Royal Ascot Horseracing Terms

If you’re new to horse racing the terminology and race descriptions used by pundits and punters can quickly become confusing. On this page we’ll help clear matters up for you with a brief guide to frequently used Royal Ascot horse racing terms.

Flat Race: The Royal Ascot is a flat racing event, as opposed to a national hunt meeting. Flat racing is the summer version of horse racing that sees thoroughbred racehorses take on flat (obstacle free) courses over distances ranging between seven furlongs and two-and-a-half miles.

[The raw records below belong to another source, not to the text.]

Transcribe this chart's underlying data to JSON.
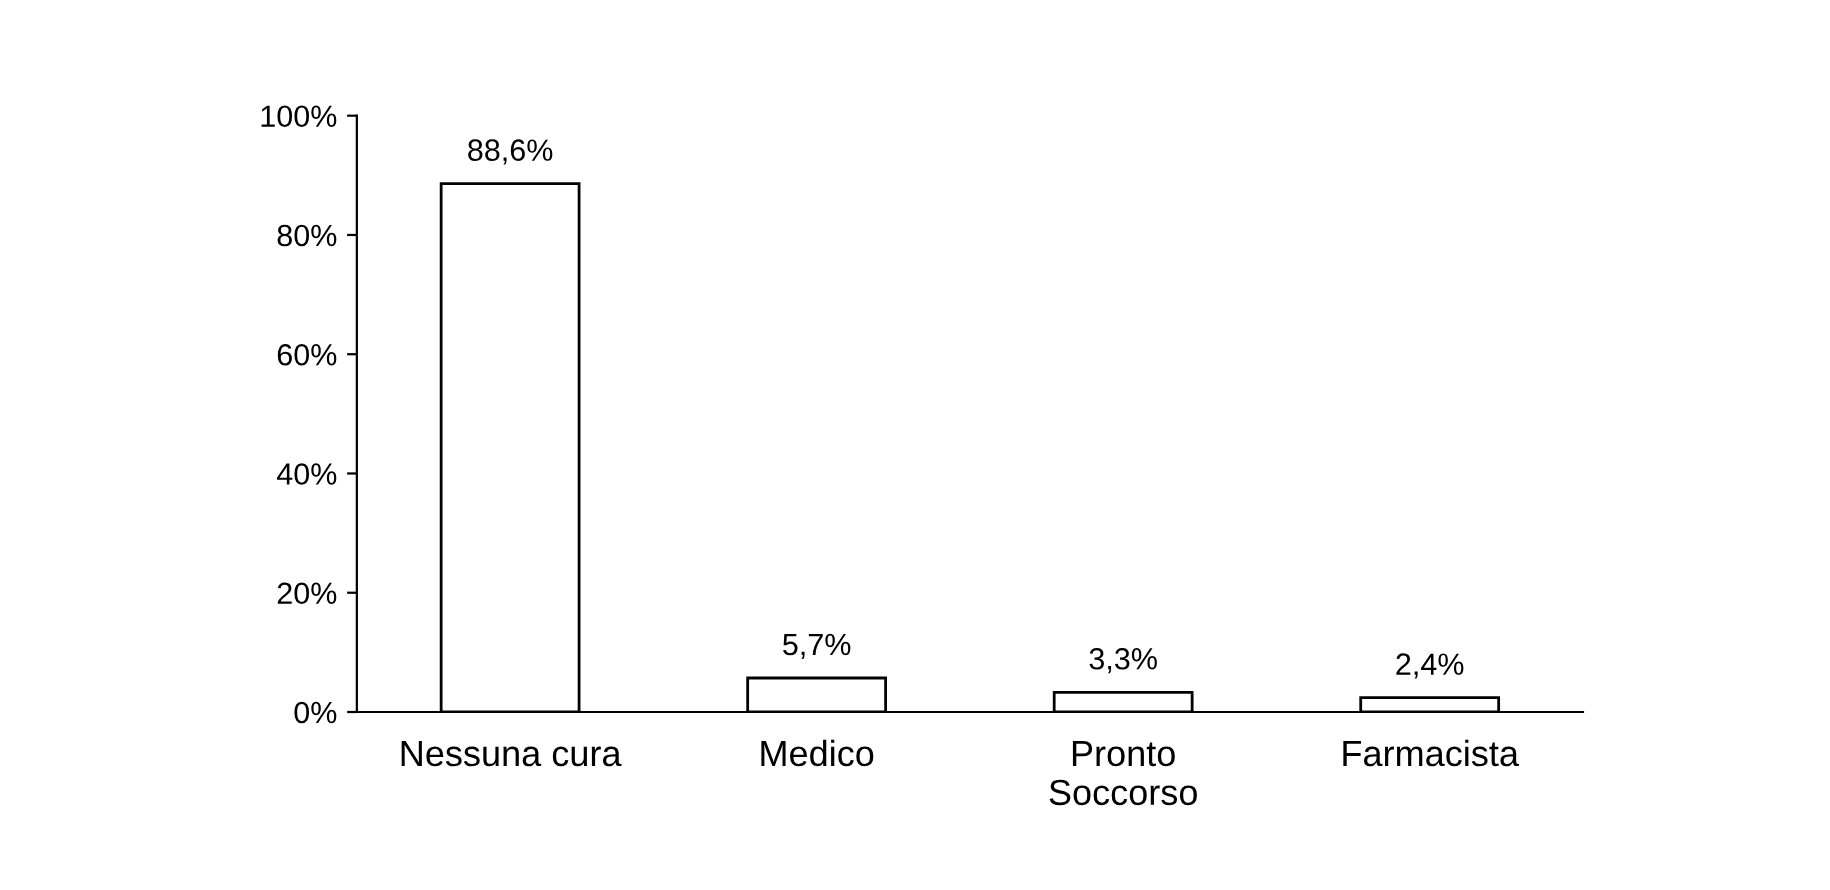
{
  "chart_data": {
    "type": "bar",
    "categories": [
      "Nessuna cura",
      "Medico",
      "Pronto\nSoccorso",
      "Farmacista"
    ],
    "values": [
      88.6,
      5.7,
      3.3,
      2.4
    ],
    "value_labels": [
      "88,6%",
      "5,7%",
      "3,3%",
      "2,4%"
    ],
    "color": "#ffffff",
    "ylim": [
      0,
      100
    ],
    "yticks": [
      {
        "value": 0,
        "label": "0%"
      },
      {
        "value": 20,
        "label": "20%"
      },
      {
        "value": 40,
        "label": "40%"
      },
      {
        "value": 60,
        "label": "60%"
      },
      {
        "value": 80,
        "label": "80%"
      },
      {
        "value": 100,
        "label": "100%"
      }
    ],
    "grid": false,
    "legend": false
  }
}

National Hunt Racing: National hunt racing is the format of horse racing that takes place during winter when Britain’s racetracks tend to be softer. This form of racing requires horses to clear obstacles in the form of hurdles, fences, ditches and water jumps. Race distances range between two-and-a-half and four-and-a-half miles. Horses in national hunt racing tend to retire older than is the case in flat racing.

Furlong: If you haven’t come across this Royal Ascot horse racing term before it is because the term is nowadays used almost exclusively for describing race distances. A furlong is an eighth of a mile or 66 yards.

Stayer: There is massive tactical variation between sprints and races over a mile, and the horses with the breeding, discipline and stamina required to push through to the end of a longer race are described as stayers.

Card: The card can have two meanings. It is often used to describe the race order for a particular day at a race or even for a race meeting. However the most accurate definition of a card is the list of horses that will compete in a specific race. The card contains valuable information on the horse’s stable, owner and recent form.

Short/long odds: Short odds refer to lower odds and are usually descriptive of the lowest odds relative to the other odds given in the race. The shortest odds are typically given in non-handicap events where a winning bet on the favourite earns only a fraction of the amount staked. Long odds are once again a relative term, but generally pays out multiples of the original amount staked.

Going: The Royal Ascot horse racing term ‘going’ refers to the firmness of the turf. The hardness of a racetrack ranges between soft and firm, and can have a significant influence on the outcome of a race.